SoFunction
Updated on 2024-10-28

Python automated office of the Word document content reading

preamble

In the previous chapters we learned about common file operations, such as file creation, copy and paste, cut and paste, file name renaming, deletion, and so on. In addition, we also learned some basic exercises, how to find a file, how to find a file by content, and so on.

In this chapter and the follow-up, will begin to learn some special file automation-related operations. Such as word, excel, PPT, although it is said to be a special file, in fact, is the actual work we often use the file types.

Next we move on to learning about automated manipulation of word documents.

New modules covered in the chapter

python-docx

pdfkit

pydocx

Batch file reading with python

word sharp tool python-docx

python-docx is a python library for creating modifiable Microsoft Word, providing a full set of Word operations and is the most commonly used Word tool.

Before you use it, understand a few concepts:

  • Document: is a Word document object, different from the concept of VBA Worksheet, Document is independent, open a different Word document, there will be different Document object, there is no impact on each other.
  • Paragraph: is a paragraph, a Word document consists of multiple paragraphs, when typing a Enter key in the document, it will become a new paragraph, type shift + Enter, will not be segmented!
  • Run denotes a section, each paragraph consists of multiple sections, and consecutive texts with the same style in a paragraph form a section, so a paragraph object has a Run list.

For example, the word document schematic below:

The word document structure is divided as follows:

python-docx installation

Installation:

pip install python-docx If the installation is too slow, change to a domestic source address (below)

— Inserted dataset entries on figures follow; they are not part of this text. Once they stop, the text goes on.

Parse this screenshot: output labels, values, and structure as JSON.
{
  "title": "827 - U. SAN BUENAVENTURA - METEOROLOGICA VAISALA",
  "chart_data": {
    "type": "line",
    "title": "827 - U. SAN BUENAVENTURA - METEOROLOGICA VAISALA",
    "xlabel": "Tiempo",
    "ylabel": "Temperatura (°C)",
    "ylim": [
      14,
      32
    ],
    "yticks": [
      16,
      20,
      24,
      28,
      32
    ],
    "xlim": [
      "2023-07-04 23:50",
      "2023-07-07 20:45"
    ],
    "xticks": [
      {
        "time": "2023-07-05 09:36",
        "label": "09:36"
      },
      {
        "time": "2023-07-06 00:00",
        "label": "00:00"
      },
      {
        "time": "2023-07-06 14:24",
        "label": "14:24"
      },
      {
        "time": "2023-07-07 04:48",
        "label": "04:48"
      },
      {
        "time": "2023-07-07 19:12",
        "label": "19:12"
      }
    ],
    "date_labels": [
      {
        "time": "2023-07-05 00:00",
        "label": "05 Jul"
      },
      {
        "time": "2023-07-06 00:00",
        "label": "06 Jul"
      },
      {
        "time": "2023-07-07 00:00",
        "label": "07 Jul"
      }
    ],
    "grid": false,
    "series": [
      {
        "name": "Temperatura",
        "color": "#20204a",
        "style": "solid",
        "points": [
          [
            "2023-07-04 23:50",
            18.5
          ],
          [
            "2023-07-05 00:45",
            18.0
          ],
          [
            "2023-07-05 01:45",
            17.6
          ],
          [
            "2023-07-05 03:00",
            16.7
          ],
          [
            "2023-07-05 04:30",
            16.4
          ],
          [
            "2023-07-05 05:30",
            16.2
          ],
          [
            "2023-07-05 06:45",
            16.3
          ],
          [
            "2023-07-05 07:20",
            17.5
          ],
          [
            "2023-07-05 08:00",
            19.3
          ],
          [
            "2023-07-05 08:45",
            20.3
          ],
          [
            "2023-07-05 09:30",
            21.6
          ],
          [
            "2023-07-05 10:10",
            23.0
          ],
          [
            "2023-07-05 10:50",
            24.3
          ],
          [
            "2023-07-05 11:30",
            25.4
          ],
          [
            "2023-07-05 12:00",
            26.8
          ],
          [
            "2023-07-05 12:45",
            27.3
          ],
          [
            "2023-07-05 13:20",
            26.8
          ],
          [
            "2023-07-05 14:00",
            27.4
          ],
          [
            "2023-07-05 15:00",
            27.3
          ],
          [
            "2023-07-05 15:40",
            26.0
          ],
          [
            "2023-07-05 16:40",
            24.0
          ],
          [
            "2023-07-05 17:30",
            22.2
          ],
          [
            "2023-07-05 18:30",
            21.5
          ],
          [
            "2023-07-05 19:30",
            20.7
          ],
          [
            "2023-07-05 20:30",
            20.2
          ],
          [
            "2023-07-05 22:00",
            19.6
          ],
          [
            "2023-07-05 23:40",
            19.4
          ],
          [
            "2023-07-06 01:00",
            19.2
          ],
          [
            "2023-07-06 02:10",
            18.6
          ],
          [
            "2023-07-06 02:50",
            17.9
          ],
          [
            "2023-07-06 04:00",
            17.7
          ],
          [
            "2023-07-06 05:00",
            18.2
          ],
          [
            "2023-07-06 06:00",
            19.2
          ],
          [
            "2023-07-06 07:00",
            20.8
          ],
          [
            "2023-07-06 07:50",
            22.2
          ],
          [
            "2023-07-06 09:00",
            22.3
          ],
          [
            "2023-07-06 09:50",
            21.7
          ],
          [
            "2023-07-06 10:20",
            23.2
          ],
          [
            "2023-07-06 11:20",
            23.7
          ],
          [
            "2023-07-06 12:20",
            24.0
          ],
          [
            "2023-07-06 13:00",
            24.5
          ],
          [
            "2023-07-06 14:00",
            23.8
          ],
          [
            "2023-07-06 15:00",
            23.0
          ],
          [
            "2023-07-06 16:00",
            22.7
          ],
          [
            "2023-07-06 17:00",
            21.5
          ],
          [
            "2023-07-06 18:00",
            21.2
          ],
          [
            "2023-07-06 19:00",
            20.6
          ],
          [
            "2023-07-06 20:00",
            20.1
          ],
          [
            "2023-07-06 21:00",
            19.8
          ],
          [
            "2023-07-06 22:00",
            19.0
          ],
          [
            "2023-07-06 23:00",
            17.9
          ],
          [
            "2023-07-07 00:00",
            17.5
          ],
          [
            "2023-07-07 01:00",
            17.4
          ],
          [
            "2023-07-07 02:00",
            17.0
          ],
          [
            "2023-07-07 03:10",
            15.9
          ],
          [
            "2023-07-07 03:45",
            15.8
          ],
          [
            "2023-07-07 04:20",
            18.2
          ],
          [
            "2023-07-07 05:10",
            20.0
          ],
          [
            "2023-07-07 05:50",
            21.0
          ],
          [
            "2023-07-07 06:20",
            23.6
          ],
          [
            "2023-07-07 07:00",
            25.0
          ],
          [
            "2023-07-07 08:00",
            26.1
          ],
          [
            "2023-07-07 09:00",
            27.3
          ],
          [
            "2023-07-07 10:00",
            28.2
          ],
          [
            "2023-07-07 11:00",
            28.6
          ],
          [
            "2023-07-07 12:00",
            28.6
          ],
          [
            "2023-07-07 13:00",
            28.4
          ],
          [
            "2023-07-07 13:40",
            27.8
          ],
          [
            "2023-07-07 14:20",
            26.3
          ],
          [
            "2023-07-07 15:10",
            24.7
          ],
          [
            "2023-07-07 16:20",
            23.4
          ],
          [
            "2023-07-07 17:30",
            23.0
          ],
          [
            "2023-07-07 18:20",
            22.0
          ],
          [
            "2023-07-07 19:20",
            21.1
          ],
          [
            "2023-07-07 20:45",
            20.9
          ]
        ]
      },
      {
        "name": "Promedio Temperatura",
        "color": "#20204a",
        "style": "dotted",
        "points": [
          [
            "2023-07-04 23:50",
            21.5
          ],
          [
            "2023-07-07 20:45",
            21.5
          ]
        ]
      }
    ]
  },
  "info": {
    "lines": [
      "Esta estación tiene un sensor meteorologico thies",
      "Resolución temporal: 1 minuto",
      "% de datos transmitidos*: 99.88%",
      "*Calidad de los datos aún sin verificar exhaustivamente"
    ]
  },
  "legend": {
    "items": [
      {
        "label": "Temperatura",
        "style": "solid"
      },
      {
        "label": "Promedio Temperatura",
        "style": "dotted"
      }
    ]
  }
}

pip install -i /simple python-docx

Import:

import docx
from docx import …

Document of python-docx

Import packages and modules:

from docx import Document

Usage:

Document (word file address)

Return Value:

word document object

Python-docx paragraph content reading

In fact, to read a word document, the main thing is to read its paragraphs and its tables. Whether it is a paragraph or form, it is a string inside, our purpose is to read the contents of these strings.

Let's first look at how paragraph content is read:

Source:

document_obj.paragraphs returns a list of paragraphs through the paragraphs function of the document object; if there are multiple paragraphs in a word file, there will be multiple paragraph objects.

Usage:

Get each paragraph object by looping through it and calling the text

The demo case script is below:

# coding:utf-8

import os
from docx import Document

path = ((), 'test_file/text.docx')
print("\'Text.docx\' The path is:", path)     # Debug Path

doc = Document(path)

for p in :
    print()

Running results are as follows: (PS: the text is just a demonstration, I am not a training organization!)

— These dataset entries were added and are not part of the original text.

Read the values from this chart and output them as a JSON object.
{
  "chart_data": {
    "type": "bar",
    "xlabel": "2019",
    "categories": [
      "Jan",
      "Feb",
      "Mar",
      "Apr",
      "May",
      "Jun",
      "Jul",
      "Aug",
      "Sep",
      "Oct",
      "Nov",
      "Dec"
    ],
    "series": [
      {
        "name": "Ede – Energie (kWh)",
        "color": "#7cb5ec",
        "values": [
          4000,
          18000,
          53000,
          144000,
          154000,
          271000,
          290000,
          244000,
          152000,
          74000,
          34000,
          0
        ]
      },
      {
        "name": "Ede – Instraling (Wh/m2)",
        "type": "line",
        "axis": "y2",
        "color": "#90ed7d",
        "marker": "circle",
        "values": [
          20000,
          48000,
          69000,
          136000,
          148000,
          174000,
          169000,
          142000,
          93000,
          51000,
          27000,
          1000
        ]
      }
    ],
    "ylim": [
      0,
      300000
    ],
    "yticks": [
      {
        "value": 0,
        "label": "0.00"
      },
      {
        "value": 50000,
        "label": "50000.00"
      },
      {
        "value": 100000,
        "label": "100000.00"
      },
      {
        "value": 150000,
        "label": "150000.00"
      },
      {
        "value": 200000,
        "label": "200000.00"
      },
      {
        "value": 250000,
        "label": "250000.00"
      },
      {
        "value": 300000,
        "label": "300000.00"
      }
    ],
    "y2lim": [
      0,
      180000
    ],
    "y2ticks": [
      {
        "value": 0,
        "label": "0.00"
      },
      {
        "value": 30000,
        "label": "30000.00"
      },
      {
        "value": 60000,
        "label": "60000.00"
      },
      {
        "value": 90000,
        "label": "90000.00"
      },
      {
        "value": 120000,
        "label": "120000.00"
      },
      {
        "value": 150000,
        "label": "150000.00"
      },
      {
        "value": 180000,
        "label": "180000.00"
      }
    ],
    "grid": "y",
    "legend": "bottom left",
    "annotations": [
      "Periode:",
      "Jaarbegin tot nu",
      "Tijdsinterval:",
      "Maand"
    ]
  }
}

Read table contents in python-docx.

Next we look at how to read the contents of a table in a word file:

Source:

document_obj.tables returns a list of tables via the paragraphs function of the document object; inside is a list of table objects.

Usage:

Also by looping through the contents of the rows and columns

Return Value:

Each form field (string)

The demo case code is below:

# coding:utf-8

import os
from docx import Document

path = ((), 'test_file/text.docx')
print("\'Text.docx\' The path is:", path)     # Debug Path

doc = Document(path)

# for p in :
#     print()

for t in :            # for loop to get the form object
    for row in :          # Get each line
        row_str = []
        for cell in :    # Get each line of a separate small table, and then splice its contents together; after the splice is complete, print it out in a second for loop
            row_str.append()
        print(row_str)
        
# You can also get the contents of the columns in a table via "columns", try it yourself!

The results of the run are as follows:

This article on the Python Office Automation Word file content of the reading of the article is introduced to this, more related Python read Word content please search for my previous posts or continue to browse the following related articles I hope you will support me in the future more!